Sampling Czech Beer at the Brno Festival of Flavor

Last week held some of the coldest temperatures I’ve probably ever experienced, with the “high” coming in at -15C / 5F. We had some snow, but not as much to make it worth the arctic conditions!

It makes the view from my office so beautiful, and our town church look magical.

And although spring is nowhere near, Easter is coming in a month, so the springtime Czech treat “snow chicken” (a biscuit with marshmallowy whipped cream inside a thin form, otherwise puzzlingly called an “Indian”) has hit the cafes! It’s one of my favorites because it’s so cute and tasty.

That dome eye is from the inside of one of the halls at Brno Exhibition Centre. This weekend there was a “Festival of Flavor” (Festival Chutí), and although we missed the food one, Ondra and I managed – without realizing it – to make what was essentially a Czech beer expo with some wine and beer snacks mixed in. Most of the beer was from the Moravian region with a few small exceptions. The inside of the hall was really modern and impressive!

When we entered, we had to buy tokens. 10kc bought you 1 token, and beers ranged between 1-2 tokens. I saw only a couple really high-degree beers for 3 tokens.

Festival of Flavor was a four-cornered absolute maze of breweries and beer retailers. Problem is, the more you drink, the more difficult it is to get around!

Unfortunately, this wooden beer statue learned this the hard way, with its head turned an unnatural 180 degrees toward the beer equipment!

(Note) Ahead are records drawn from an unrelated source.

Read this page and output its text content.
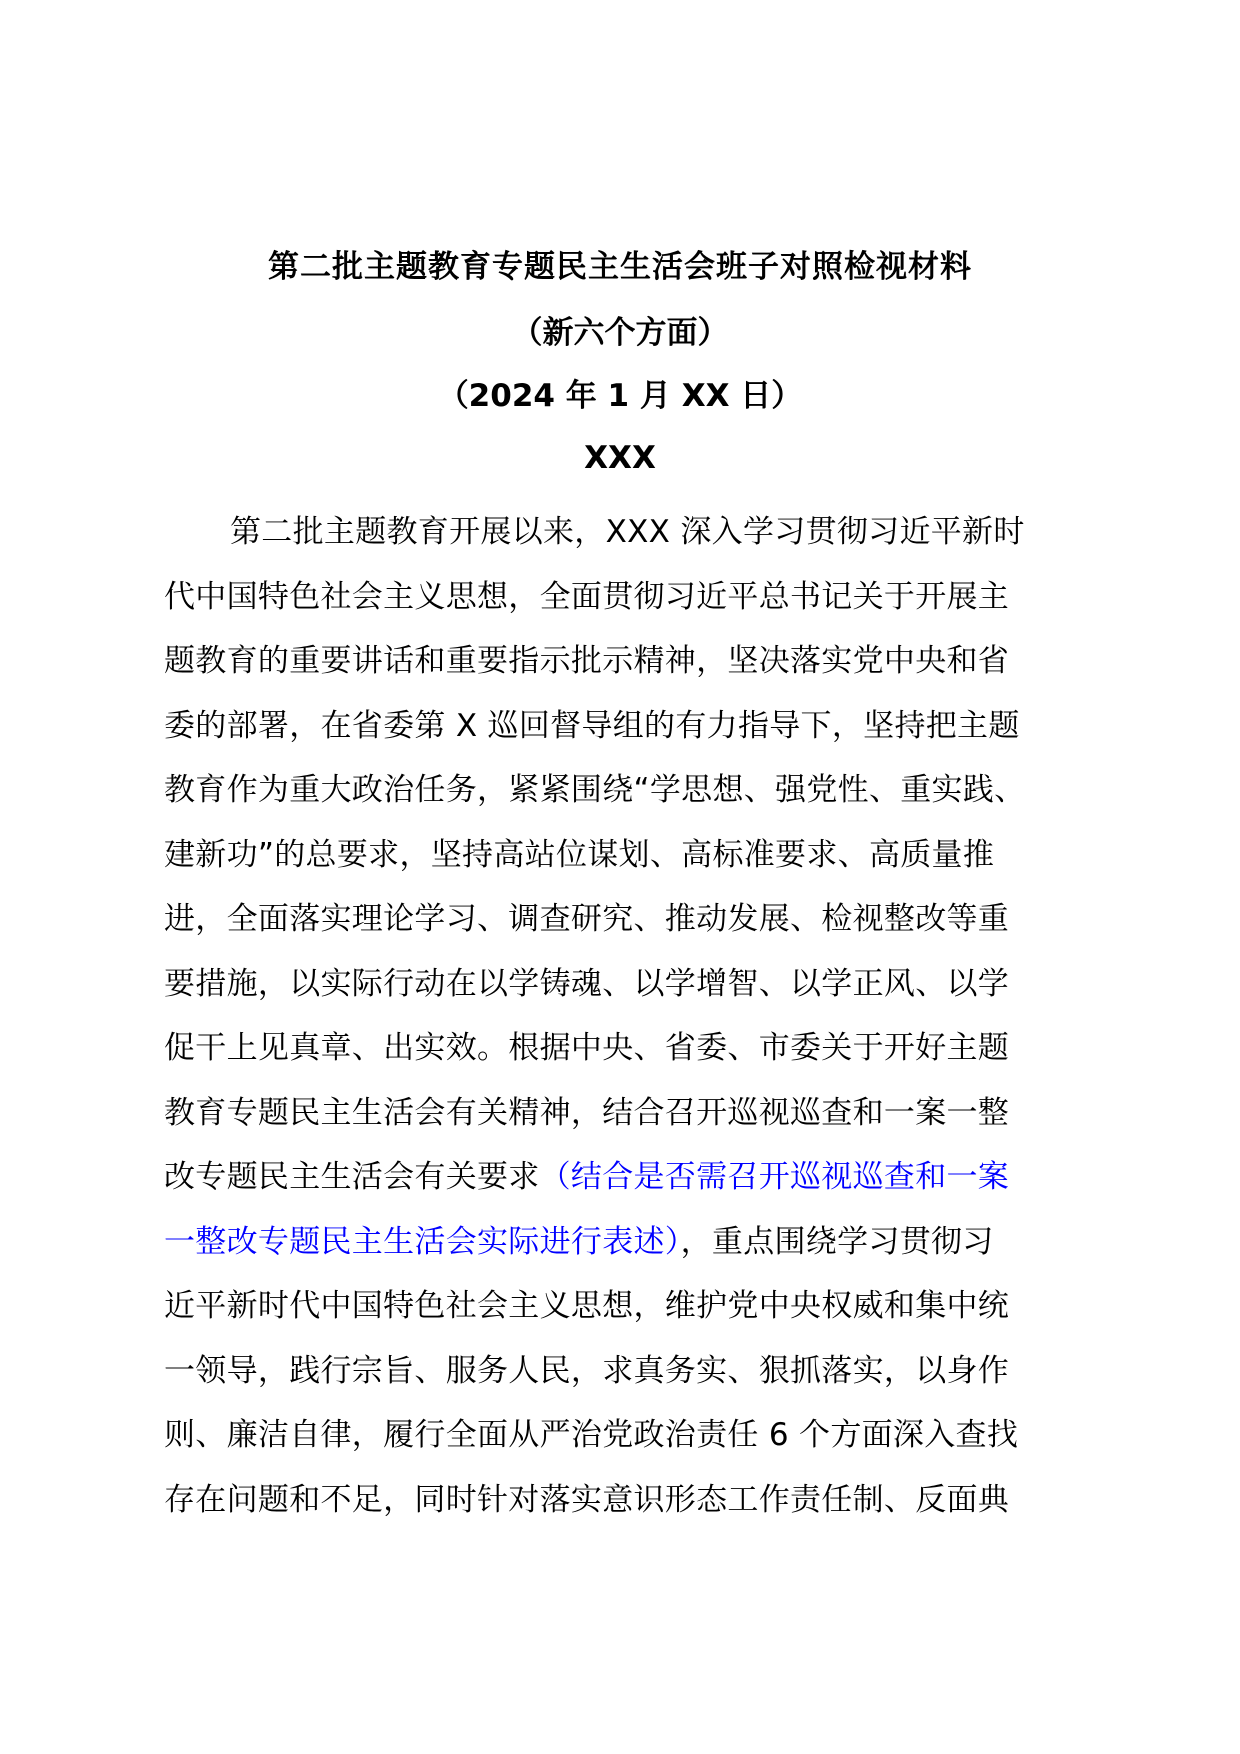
第二批主题教育专题民主生活会班子对照检视材料
（新六个方面）
（2024 年 1 月 XX 日）
XXX
第二批主题教育开展以来，XXX 深入学习贯彻习近平新时
代中国特色社会主义思想，全面贯彻习近平总书记关于开展主
题教育的重要讲话和重要指示批示精神，坚决落实党中央和省
委的部署，在省委第 X 巡回督导组的有力指导下，坚持把主题
教育作为重大政治任务，紧紧围绕“学思想、强党性、重实践、
建新功”的总要求，坚持高站位谋划、高标准要求、高质量推
进，全面落实理论学习、调查研究、推动发展、检视整改等重
要措施，以实际行动在以学铸魂、以学增智、以学正风、以学
促干上见真章、出实效。根据中央、省委、市委关于开好主题
教育专题民主生活会有关精神，结合召开巡视巡查和一案一整
改专题民主生活会有关要求（结合是否需召开巡视巡查和一案
一整改专题民主生活会实际进行表述），重点围绕学习贯彻习
近平新时代中国特色社会主义思想，维护党中央权威和集中统
一领导，践行宗旨、服务人民，求真务实、狠抓落实，以身作
则、廉洁自律，履行全面从严治党政治责任 6 个方面深入查找
存在问题和不足，同时针对落实意识形态工作责任制、反面典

Many breweries, for some reason, find inspiration in dogs, like Ostrava’s HoppyDog and Rajhrad’s Duck & Dog (the last one I know about because of the fantastic Na Humpolce!). There were also imported American beers from the Flying Dog company!

These beers actually tend to be the hoppiest, and so, my favorites. Who doesn’t love a good IPA and APA? Czech beers are really catching up fast to these beloved styles – I absolutely love Nachmelená Opice from Krmov, Duck&Dog above, and Sedmý Schod from Žatec. I wish I could give the same endorsement to HoppyDog but I only tried one of their beers so far!

We of course had to pay our respects to the Tišnov breweries, like Tišnovská Pivnice (I love their 20-degree Porter Coeli) and Květnice (which had a new chocolate-hinted beer!).

My friend Terka was the smiling seller at this stand!

Dolní Bojanovice’s Mazák in the background is also great and can also be found at Na Humpolce.

Snack break! Why not try a “grilled cheese”?

American food translations not welcome here :)!

Now for the most interesting beers of the day.

3. Pivovarský Dům – (Stinging) Nettle Beer

Wait seriously, you mean those things that hurt me on hikes?

Yep, this Prague beer hall makes a green beer with them.

When we asked, they told us that they add the nettles to the end of the process of making a light beer. The nettle did give it color and aroma, but the taste itself was nothing special. It tasted like a stranger light beer. But the shock value alone was pretty interesting!

2. Chomout – Smoked Porter

This dark beer boasted aroma of plums, grandma’s woodpile, and HORSE! and the flavor of Scottish whiskey. And it delivered. A true connoisseur’s beer.

Ondra and I both agreed we couldn’t enjoy a whole one at a time (and we only had a 1 deciliter taste). It tasted too strongly of whiskey, which suggests you should reserve it only for special occasions and in small doses. Still, it was something really special.

1. Nobell Craft Beer – Lemongrass

I know this is cheating, but this brewery is located in BRATISLAVA! However, they had the most interesting beer for me; instead of nettle, they used lemongrass to flavor their beer! The aroma and taste were consistent, light and unique.

People think that only wine tastings can be sophisticated. Nowadays, beer is being specialized with regional hops and to emphasize or incorporate specific flavors, and we can consider it right up there with drinks that you should be sipping with a pinky up!


This weekend I started playing Dungeons and Dragons for the first time. I wanted to play an easy but unique character, so I combined bard and half-orc 😉

We played for about six and a half hours in Czech. It was exhausting for me but I was excited to learn I could follow 95% of the story (with the exception of some fantasy story-level adjectives) easily. I did almost get KO-ed by a surprise grizzly bear on my first day, but I can’t wait to continue!